The component of cross product vector $\vec{a} \times \vec{b}$ "along/parallel to" vector $\vec{a}$ vanishes explicitly:

$$\left( a_i (a_j b_k - a_k b_j) \frac{(| \vec{i} |)^2}{| \vec{a} \times \vec{b} |} \right) + \left( a_j (a_k b_i - a_i b_k) \frac{(| \vec{j} |)^2}{| \vec{a} \times \vec{b} |} \right) + \left( a_k (a_i b_j - a_j b_i) \frac{(| \vec{k} |)^2}{| \vec{a} \times \vec{b} |} \right) = $$

$$\frac{(| \vec{i} |)^2}{| \vec{a} \times \vec{b} |} \left( a_i (a_j b_k - a_k b_j) + a_j (a_k b_i - a_i b_k) + a_k (a_i b_j - a_j b_i) \right) = 0,$$

and likewise the component of cross product vector $\vec{a} \times \vec{b}$ "along/parallel to" vector $\vec{b}$ vanishes explicitly;
i.e. cross product vector $\vec{a} \times \vec{b}$ is expressed explicitly orthogonal to both vectors $\vec{a}$ and $\vec{b}$.

And, no less important the magnitude of cross product vector $\vec{a} \times \vec{b}$ "comes out correctly", i.e. such that

$$ \Big( | \vec{a} \times \vec{b} | \Big)^2 := $$ $$ \left( (a_j b_k - a_k b_j)^2 + (a_k b_i - a_i b_k)^2 + (a_i b_j - a_j b_i)^2 \right) ~ (| \vec{i} |)^4 = $$ $$ \left( (a_i^2 + a_j^2 + a_k^2) ~ (b_i^2 + b_j^2 + b_k^2) \right) ~ (| \vec{i} |)^4 - \left( (a_i b_i + a_j b_j + a_k b_k) ~ (| \vec{i} |)^2 \right)^2 := $$ $$ \Big( | \vec{a} | \Big)^2 \Big( | \vec{b} | \Big)^2 - | \vec{a} | ~ | \vec{b} | ~ a_b ~ b_a,$$

where $b_a$ denotes the component of vector $\vec{b}$ "along/parallel to" vector $\vec{a}$, and $a_b$ denotes the component of vector $\vec{a}$ "along/parallel to" vector $\vec{b}$.

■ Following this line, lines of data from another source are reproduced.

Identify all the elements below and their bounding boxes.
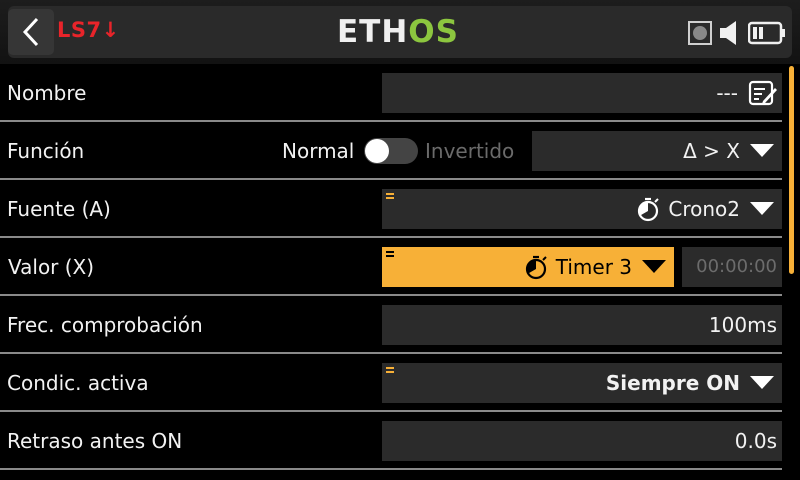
top-bar: LS7↓ ETHOS [0, 0, 800, 64]
row-valor: Valor (X) Timer 3 00:00:00 [0, 238, 790, 296]
condition-value: Siempre ON [605, 371, 740, 395]
battery-icon[interactable] [748, 21, 786, 45]
chevron-down-icon [750, 144, 774, 157]
row-label: Fuente (A) [7, 197, 111, 221]
chevron-down-icon [642, 260, 666, 273]
row-label: Condic. activa [7, 371, 149, 395]
toggle-normal-label: Normal [282, 139, 355, 163]
function-select[interactable]: Δ > X [532, 131, 782, 171]
row-label: Retraso antes ON [7, 429, 183, 453]
row-divider [0, 468, 782, 470]
value-select[interactable]: Timer 3 [382, 247, 674, 287]
menu-mark-icon [386, 251, 394, 259]
function-value: Δ > X [683, 139, 740, 163]
screen-title: LS7↓ [57, 18, 120, 42]
menu-mark-icon [386, 367, 394, 375]
value-value: Timer 3 [555, 255, 632, 279]
ethos-logo: ETHOS [337, 14, 459, 50]
status-icons [688, 20, 786, 46]
condition-select[interactable]: Siempre ON [382, 363, 782, 403]
invert-toggle[interactable] [364, 138, 418, 164]
row-label: Valor (X) [8, 255, 95, 279]
menu-mark-icon [386, 193, 394, 201]
row-label: Frec. comprobación [7, 313, 203, 337]
toggle-invertido-label: Invertido [425, 139, 515, 163]
delay-value: 0.0s [734, 429, 777, 453]
source-value: Crono2 [668, 197, 740, 221]
timer-icon [638, 197, 660, 221]
row-condicion: Condic. activa Siempre ON [0, 354, 790, 412]
toggle-knob [365, 139, 389, 163]
frequency-field[interactable]: 100ms [382, 305, 782, 345]
time-value: 00:00:00 [696, 256, 777, 277]
frequency-value: 100ms [708, 313, 777, 337]
record-icon[interactable] [688, 21, 712, 45]
source-select[interactable]: Crono2 [382, 189, 782, 229]
name-field[interactable]: --- [382, 73, 782, 113]
row-nombre: Nombre --- [0, 64, 790, 122]
row-fuente: Fuente (A) Crono2 [0, 180, 790, 238]
speaker-icon[interactable] [718, 20, 742, 46]
timer-icon [525, 255, 547, 279]
chevron-down-icon [750, 202, 774, 215]
row-frecuencia: Frec. comprobación 100ms [0, 296, 790, 354]
time-field: 00:00:00 [682, 247, 782, 287]
delay-field[interactable]: 0.0s [382, 421, 782, 461]
back-button[interactable] [8, 9, 54, 55]
row-label: Nombre [7, 81, 87, 105]
edit-text-icon[interactable] [748, 79, 778, 107]
back-arrow-icon [22, 17, 39, 47]
row-label: Función [7, 139, 85, 163]
row-retraso: Retraso antes ON 0.0s [0, 412, 790, 470]
name-value: --- [716, 81, 738, 105]
settings-list: Nombre --- Función Normal Invertido Δ > … [0, 64, 800, 480]
chevron-down-icon [750, 376, 774, 389]
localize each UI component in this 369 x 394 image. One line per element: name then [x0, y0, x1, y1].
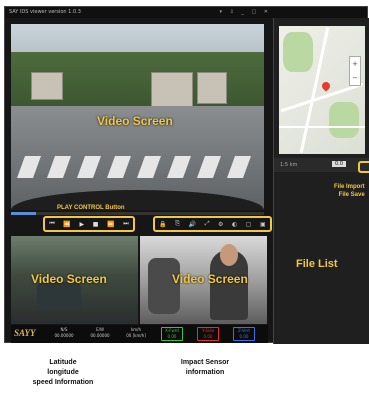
- map-park: [329, 102, 359, 138]
- file-import-label: File Import: [334, 184, 365, 190]
- video-driver-face: [220, 244, 238, 266]
- cabin-video-screen[interactable]: Video Screen: [140, 236, 267, 324]
- brightness-icon[interactable]: ◐: [232, 221, 237, 228]
- skip-end-icon[interactable]: ⏭: [123, 220, 128, 228]
- multi-view-icon[interactable]: ▣: [260, 221, 266, 228]
- speed-value: 00 [km/h]: [126, 333, 146, 338]
- impact-caption-line-1: Impact Sensor: [180, 359, 230, 366]
- map-view[interactable]: + −: [279, 26, 365, 154]
- impact-z-value: 0.00: [239, 334, 249, 339]
- right-panel: + − 1:5 km 0.0 File Import File Save File…: [273, 18, 369, 344]
- video-building: [197, 72, 227, 104]
- longitude-value: 00.00000: [90, 333, 110, 338]
- play-control-bar: ⏮ ⏪ ▶ ■ ⏩ ⏭: [43, 216, 135, 232]
- video-building: [31, 72, 63, 100]
- rear-video-screen[interactable]: Video Screen: [11, 236, 138, 324]
- window-title: SAY IDS viewer version 1.0.3: [9, 9, 81, 15]
- stop-icon[interactable]: ■: [93, 221, 99, 228]
- gps-caption-line-3: speed Information: [32, 379, 94, 386]
- brand-logo: SAYY: [14, 328, 36, 338]
- tool-bar: 🔒 ⎘ 🔊 ⤢ ⚙ ◐ ▢ ▣: [153, 216, 272, 232]
- location-marker-icon[interactable]: [320, 80, 332, 92]
- single-view-icon[interactable]: ▢: [246, 221, 252, 228]
- skip-start-icon[interactable]: ⏮: [49, 220, 54, 228]
- impact-caption-line-2: information: [185, 369, 225, 376]
- viewer-window: SAY IDS viewer version 1.0.3 ▾ ⇩ _ □ ✕ V…: [4, 6, 369, 344]
- gps-caption-line-1: Latitude: [49, 359, 77, 366]
- playback-timeline[interactable]: [11, 212, 264, 215]
- impact-y-value: 0.00: [203, 334, 213, 339]
- file-save-label: File Save: [338, 192, 365, 198]
- video-building: [151, 72, 193, 110]
- impact-y: Y-Side 0.00: [197, 327, 219, 341]
- play-icon[interactable]: ▶: [79, 221, 84, 228]
- timeline-progress: [11, 212, 37, 215]
- map-field[interactable]: 0.0: [332, 161, 346, 167]
- file-import-save-button[interactable]: [358, 161, 369, 173]
- title-bar: SAY IDS viewer version 1.0.3 ▾ ⇩ _ □ ✕: [5, 7, 367, 18]
- speed-readout: km/h 00 [km/h]: [121, 327, 151, 339]
- main-video-label: Video Screen: [97, 114, 173, 128]
- video-seat: [148, 258, 180, 314]
- impact-caption: Impact Sensor information: [150, 358, 260, 378]
- map-zoom-control[interactable]: + −: [349, 56, 361, 86]
- copy-icon[interactable]: ⎘: [175, 220, 180, 228]
- lock-icon[interactable]: 🔒: [159, 221, 166, 228]
- rewind-icon[interactable]: ⏪: [63, 221, 70, 228]
- settings-icon[interactable]: ⚙: [218, 221, 223, 228]
- window-controls[interactable]: ▾ ⇩ _ □ ✕: [220, 7, 271, 18]
- rear-video-label: Video Screen: [31, 272, 107, 286]
- impact-z: Z-Vert 0.00: [233, 327, 255, 341]
- fullscreen-icon[interactable]: ⤢: [205, 220, 210, 228]
- gps-caption-line-2: longitude: [47, 369, 79, 376]
- map-toolbar: 1:5 km 0.0: [274, 158, 369, 172]
- main-video-screen[interactable]: Video Screen: [11, 24, 264, 210]
- gps-caption: Latitude longitude speed Information: [8, 358, 118, 388]
- latitude-value: 00.00000: [54, 333, 74, 338]
- play-control-label: PLAY CONTROL Button: [57, 205, 125, 211]
- map-scale[interactable]: 1:5 km: [280, 162, 297, 168]
- map-road: [279, 126, 365, 128]
- latitude-readout: N/S 00.00000: [49, 327, 79, 339]
- map-park: [283, 32, 313, 72]
- status-bar: SAYY N/S 00.00000 E/W 00.00000 km/h 00 […: [11, 325, 268, 343]
- cabin-video-label: Video Screen: [172, 272, 248, 286]
- impact-x: X-Fwrd 0.00: [161, 327, 183, 341]
- volume-icon[interactable]: 🔊: [189, 221, 196, 228]
- impact-x-value: 0.00: [167, 334, 177, 339]
- file-list-label: File List: [296, 258, 338, 270]
- longitude-readout: E/W 00.00000: [85, 327, 115, 339]
- fast-forward-icon[interactable]: ⏩: [107, 221, 114, 228]
- file-import-save-label: File Import File Save: [334, 183, 365, 199]
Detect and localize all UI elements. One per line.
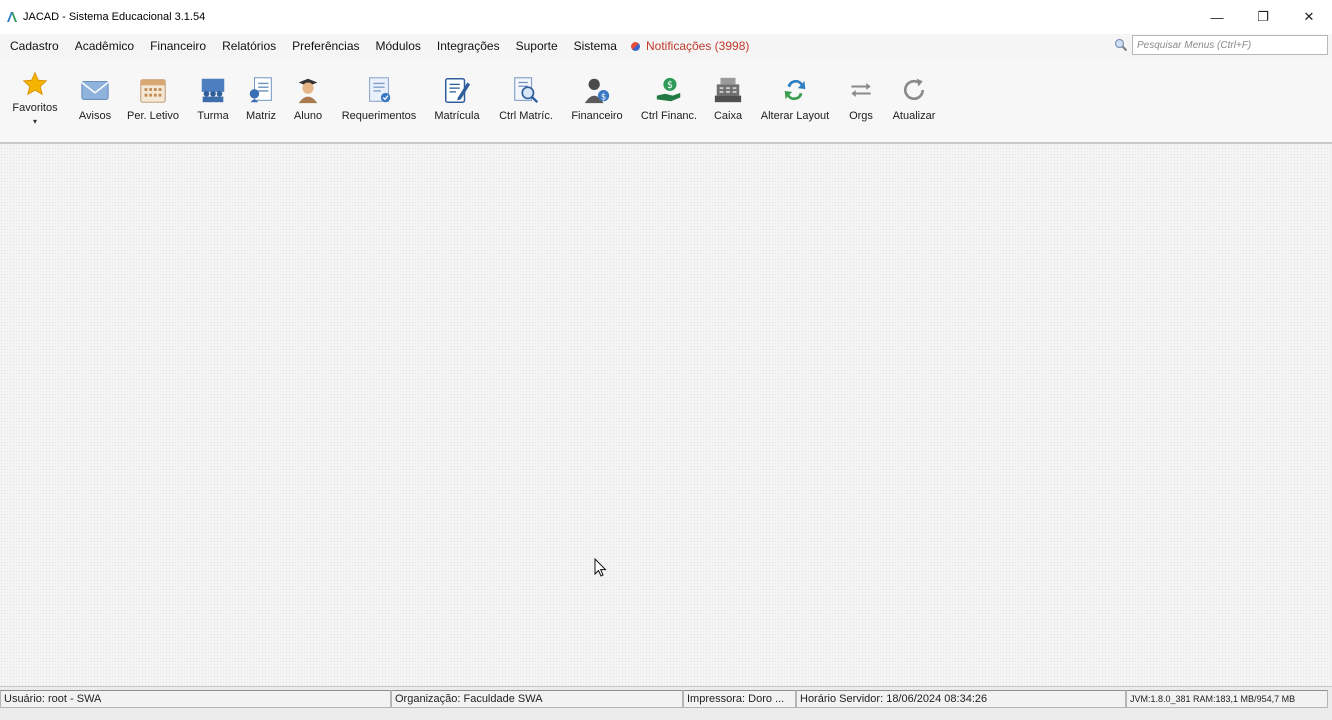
toolbar-label: Alterar Layout [760,110,830,122]
close-button[interactable]: ✕ [1286,0,1332,34]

The cross product is defined to be the vector which is perpendicular to both vectors, so for instance the force exerted on a rod moving in a magnetic field is perpendicular to both its velocity and the field, hence is given by their cross product.

Now if you work out which vector is perpendicular to both vectors you get the determinant of the two vectors (In other words, writing it as a determinant is only to make it more easy on the eye, I don't think there is a deep reason to it)


No, this is NOT a trick. Your intuition was quite correct in thinking there might be some geometric significance to this. I’ll give you a broad hint, and then you can have the pleasure of figuring the details out yourself. Here is the hint that should give you the geometric insight into why this works out this way:

The Cross Product is a vector operation that produces a vector whose magnitude is defined by an area formed by the two input vectors. The determinate of a matrix is also related to an area formed from the vectors.

I am a little surprised that none of the obviously talented math boffins who replied earlier pointed out this obvious geometric interpretation. I believe this was closer to the mathematical intuition that you were looking for in your original question.

P.S. I will try to fill out this answer, with the actual argument, including a numerical example, if I get a chance.